Le système ne réserve pas la place
La situation d’avoir en même temps les messages « 6 minutes restantes » et « inscriptions complètes » démontre que le système ne réserve pas réellement une place pendant les 7 minutes dédiée à l’inscription. Dans un dispositif robuste, lorsqu’un utilisateur ouvre un formulaire, le dossard est temporairement verrouillé. Ce n’est pas le cas ici : plusieurs personnes peuvent remplir un formulaire en concurrence directe pour la même place. Le système te donne “le droit” de t’inscrire, mais ce droit est déjà caduc avant même que tu touches au formulaire.
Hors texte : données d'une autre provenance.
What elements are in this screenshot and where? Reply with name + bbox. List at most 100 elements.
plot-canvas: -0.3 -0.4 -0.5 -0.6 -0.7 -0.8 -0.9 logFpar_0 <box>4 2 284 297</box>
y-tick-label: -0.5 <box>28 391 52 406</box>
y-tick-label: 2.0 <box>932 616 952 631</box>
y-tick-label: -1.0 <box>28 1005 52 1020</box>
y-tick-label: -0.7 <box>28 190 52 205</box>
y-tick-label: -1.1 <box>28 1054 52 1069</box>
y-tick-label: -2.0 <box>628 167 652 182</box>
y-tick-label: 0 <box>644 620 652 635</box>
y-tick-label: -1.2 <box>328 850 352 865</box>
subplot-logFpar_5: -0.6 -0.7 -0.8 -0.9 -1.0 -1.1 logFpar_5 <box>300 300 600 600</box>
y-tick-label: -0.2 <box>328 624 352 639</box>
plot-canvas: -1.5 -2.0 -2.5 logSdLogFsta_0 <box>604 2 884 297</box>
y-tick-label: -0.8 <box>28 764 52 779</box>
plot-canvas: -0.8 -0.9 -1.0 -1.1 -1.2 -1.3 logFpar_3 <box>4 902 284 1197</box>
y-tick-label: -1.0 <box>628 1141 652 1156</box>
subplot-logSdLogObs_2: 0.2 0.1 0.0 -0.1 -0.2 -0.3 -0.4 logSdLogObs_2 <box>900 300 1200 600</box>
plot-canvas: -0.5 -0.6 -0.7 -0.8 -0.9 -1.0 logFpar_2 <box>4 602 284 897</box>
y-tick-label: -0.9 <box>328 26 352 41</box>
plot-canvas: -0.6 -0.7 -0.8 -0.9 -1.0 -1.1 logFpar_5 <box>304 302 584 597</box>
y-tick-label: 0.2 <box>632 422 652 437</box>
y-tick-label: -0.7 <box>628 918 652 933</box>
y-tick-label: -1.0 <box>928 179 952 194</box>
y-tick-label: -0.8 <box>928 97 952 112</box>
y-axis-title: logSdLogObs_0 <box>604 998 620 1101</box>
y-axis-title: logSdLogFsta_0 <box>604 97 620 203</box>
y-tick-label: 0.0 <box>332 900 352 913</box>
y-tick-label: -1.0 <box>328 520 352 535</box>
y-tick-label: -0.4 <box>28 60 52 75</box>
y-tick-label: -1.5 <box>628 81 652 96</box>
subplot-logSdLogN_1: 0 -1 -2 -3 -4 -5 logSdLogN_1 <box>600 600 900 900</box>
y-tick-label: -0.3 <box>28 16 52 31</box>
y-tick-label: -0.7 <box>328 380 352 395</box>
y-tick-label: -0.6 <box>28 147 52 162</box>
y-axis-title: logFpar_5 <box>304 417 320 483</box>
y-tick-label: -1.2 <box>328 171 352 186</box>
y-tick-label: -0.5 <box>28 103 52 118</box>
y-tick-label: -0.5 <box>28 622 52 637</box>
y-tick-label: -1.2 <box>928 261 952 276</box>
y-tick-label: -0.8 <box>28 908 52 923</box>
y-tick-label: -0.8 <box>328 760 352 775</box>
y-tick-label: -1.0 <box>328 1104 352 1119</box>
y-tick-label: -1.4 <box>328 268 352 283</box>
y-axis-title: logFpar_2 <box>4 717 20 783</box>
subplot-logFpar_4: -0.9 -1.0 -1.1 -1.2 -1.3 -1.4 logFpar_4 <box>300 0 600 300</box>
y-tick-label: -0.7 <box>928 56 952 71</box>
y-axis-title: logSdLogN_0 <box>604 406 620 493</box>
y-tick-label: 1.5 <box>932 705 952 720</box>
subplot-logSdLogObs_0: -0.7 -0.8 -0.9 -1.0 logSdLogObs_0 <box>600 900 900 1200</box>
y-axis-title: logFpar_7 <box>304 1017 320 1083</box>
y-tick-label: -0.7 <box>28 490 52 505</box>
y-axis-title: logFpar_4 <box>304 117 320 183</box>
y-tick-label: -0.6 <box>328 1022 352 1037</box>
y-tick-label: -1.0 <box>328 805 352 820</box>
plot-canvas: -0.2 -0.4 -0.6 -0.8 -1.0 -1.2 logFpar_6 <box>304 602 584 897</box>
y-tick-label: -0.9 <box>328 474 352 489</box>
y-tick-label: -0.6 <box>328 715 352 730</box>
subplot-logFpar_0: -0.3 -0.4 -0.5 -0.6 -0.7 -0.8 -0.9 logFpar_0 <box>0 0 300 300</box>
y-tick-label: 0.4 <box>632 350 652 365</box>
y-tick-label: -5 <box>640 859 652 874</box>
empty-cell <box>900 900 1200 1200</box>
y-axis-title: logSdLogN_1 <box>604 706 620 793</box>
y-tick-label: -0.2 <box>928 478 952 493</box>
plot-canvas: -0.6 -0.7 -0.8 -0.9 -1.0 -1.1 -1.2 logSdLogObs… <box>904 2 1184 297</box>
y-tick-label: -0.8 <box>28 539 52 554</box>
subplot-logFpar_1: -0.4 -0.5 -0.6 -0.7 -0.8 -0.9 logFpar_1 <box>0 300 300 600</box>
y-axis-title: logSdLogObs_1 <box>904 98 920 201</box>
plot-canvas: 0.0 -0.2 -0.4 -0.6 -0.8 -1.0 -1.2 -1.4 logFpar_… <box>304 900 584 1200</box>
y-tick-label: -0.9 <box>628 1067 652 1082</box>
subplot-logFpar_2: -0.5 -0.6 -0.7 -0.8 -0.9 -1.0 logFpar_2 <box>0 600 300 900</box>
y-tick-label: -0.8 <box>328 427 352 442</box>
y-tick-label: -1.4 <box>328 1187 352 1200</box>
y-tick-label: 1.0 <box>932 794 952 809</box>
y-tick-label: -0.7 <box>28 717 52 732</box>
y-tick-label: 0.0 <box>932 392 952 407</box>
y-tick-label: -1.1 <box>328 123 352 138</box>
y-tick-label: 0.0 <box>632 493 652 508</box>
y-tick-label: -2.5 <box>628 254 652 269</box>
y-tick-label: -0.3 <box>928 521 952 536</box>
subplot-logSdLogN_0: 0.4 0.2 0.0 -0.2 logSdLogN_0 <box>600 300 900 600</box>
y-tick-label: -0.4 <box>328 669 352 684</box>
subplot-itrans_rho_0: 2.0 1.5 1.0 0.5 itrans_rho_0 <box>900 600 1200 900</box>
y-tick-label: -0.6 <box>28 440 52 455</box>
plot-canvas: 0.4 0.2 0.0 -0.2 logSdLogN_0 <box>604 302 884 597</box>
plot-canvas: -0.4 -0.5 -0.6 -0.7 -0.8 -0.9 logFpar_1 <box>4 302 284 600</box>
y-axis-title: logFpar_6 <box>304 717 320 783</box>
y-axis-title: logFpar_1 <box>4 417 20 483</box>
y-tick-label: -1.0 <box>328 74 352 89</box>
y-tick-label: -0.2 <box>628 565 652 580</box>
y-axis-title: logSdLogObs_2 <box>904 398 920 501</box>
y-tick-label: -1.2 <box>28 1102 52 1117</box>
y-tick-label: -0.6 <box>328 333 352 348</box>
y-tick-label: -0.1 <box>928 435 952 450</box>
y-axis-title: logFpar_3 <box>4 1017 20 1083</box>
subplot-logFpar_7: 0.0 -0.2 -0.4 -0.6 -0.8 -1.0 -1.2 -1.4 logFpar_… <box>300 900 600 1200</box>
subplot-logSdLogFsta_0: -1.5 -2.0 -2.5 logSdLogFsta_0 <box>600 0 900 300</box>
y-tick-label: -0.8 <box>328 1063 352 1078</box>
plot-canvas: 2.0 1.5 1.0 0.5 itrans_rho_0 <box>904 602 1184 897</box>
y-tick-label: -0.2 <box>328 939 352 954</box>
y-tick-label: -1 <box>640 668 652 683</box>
Au total, le système mis en place ne semble garantir ni l’individualité des inscriptions, ni l’équité, ni diminuer la course au plus rapide, ni la disponibilité du dossard. L’absence d’unicité, la file incohérente, la concurrence simultanée, le verrouillage absent, tout converge vers un constat : le système réellement implémenté n’est pas celui qui a été annoncé. Les effets observés ne sont pas la conséquence d’un bug, mais d’un système d’inscription opaque qui n’a pas tenu ses promesses. En tout cas coté utilisateur, l’expérience d’inscription reste tout aussi violente, frustrante et injuste que l’édition précédente.
Le contre-exemple : quand un système simple et robuste existe déjà
Pour comprendre ce qui n’a pas fonctionné dans la procédure de l’Ultramarin, il est utile d’observer un modèle comparable mais qui, lui, fonctionne. Le Défi de la Muzelle, épreuve très demandée de l’Oisans, fait face au même problème : une quantité de dossards limitée et une demande largement supérieure à l’offre, avec mise en place d’un tirage au sort. Pourtant, son protocole d’inscription ne génère ni ruée incontrôlable, ni surcharge, ni sentiment d’injustice. Une alternative était disponible, techniquement et logistiquement.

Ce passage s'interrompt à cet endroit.